The training also covered writing and running a basic MapReduce job (in Java), creating a cluster of laptops to run a job in true distributed mode, processing 1 billion rows of data using just laptop(s), tweaking the cluster config parameters to understand its effect on the performance and Google Cloud, said Dawn Wilkins, professor of computer and information science and workshop co-coordinator.

Buduri, who has worked for Nortel Networks, Microsoft, Ingersoll Rand and other companies, helps accelerate early-stage startups in taking their product or business to market. The workshop was received very well, he said.

“I have been conducting these Big Data Hadoop hands-on workshops in the U.S. and India and plan to conduct in Singapore and other countries early 2015,” Buduri said. “The workshop ends with an introduction to Hadoop on Google Cloud platform so the attendees can learn and build bigger solutions on the cloud.”

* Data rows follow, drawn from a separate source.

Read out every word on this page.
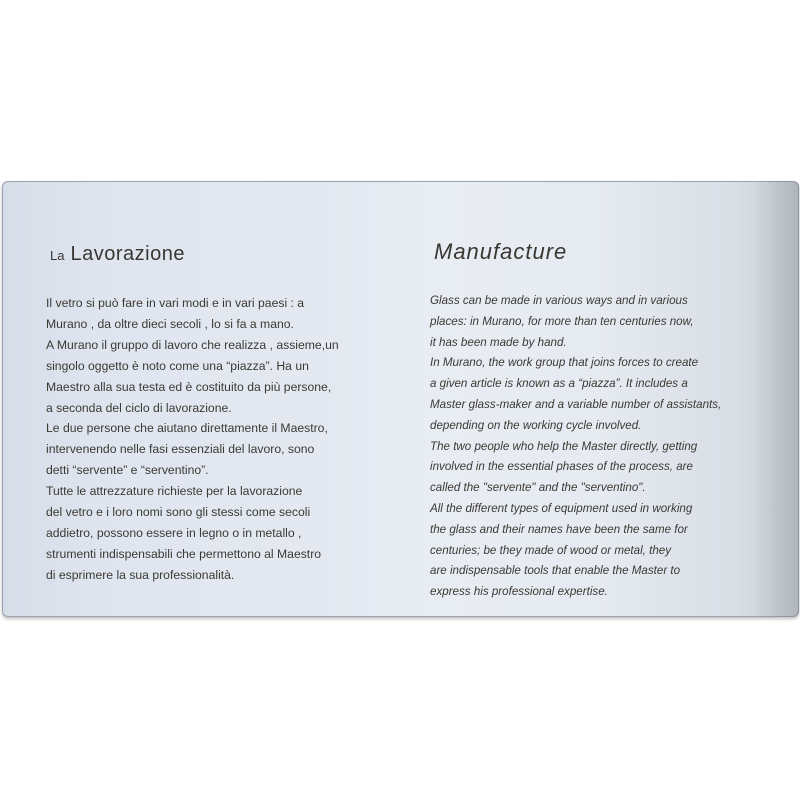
La Lavorazione
Il vetro si può fare in vari modi e in vari paesi : a
Murano , da oltre dieci secoli , lo si fa a mano.
A Murano il gruppo di lavoro che realizza , assieme,un
singolo oggetto è noto come una “piazza”. Ha un
Maestro alla sua testa ed è costituito da più persone,
a seconda del ciclo di lavorazione.
Le due persone che aiutano direttamente il Maestro,
intervenendo nelle fasi essenziali del lavoro, sono
detti “servente” e “serventino”.
Tutte le attrezzature richieste per la lavorazione
del vetro e i loro nomi sono gli stessi come secoli
addietro, possono essere in legno o in metallo ,
strumenti indispensabili che permettono al Maestro
di esprimere la sua professionalità.
Manufacture
Glass can be made in various ways and in various
places: in Murano, for more than ten centuries now,
it has been made by hand.
In Murano, the work group that joins forces to create
a given article is known as a “piazza”. It includes a
Master glass-maker and a variable number of assistants,
depending on the working cycle involved.
The two people who help the Master directly, getting
involved in the essential phases of the process, are
called the "servente" and the "serventino".
All the different types of equipment used in working
the glass and their names have been the same for
centuries; be they made of wood or metal, they
are indispensable tools that enable the Master to
express his professional expertise.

Buduri said he would definitely enjoy returning to his alma mater to conduct more workshops in the future.

“Depending on the students’ availability and free time for a similar full-day workshop, I’d love to bring them up to speed on some of the latest cloud techniques,” he said. “Google is working with me on my workshops by sponsoring a $500 Google Cloud credit to anyone who attends.”

While such hands-on workshops typically cost hundreds or even thousands of dollars per person elsewhere, Buduri conducts these via a Meetup group free of charge.

“My main goal is to share my Big Data experience and knowledge with the academia and the general public whenever I have spare time,” Buduri said.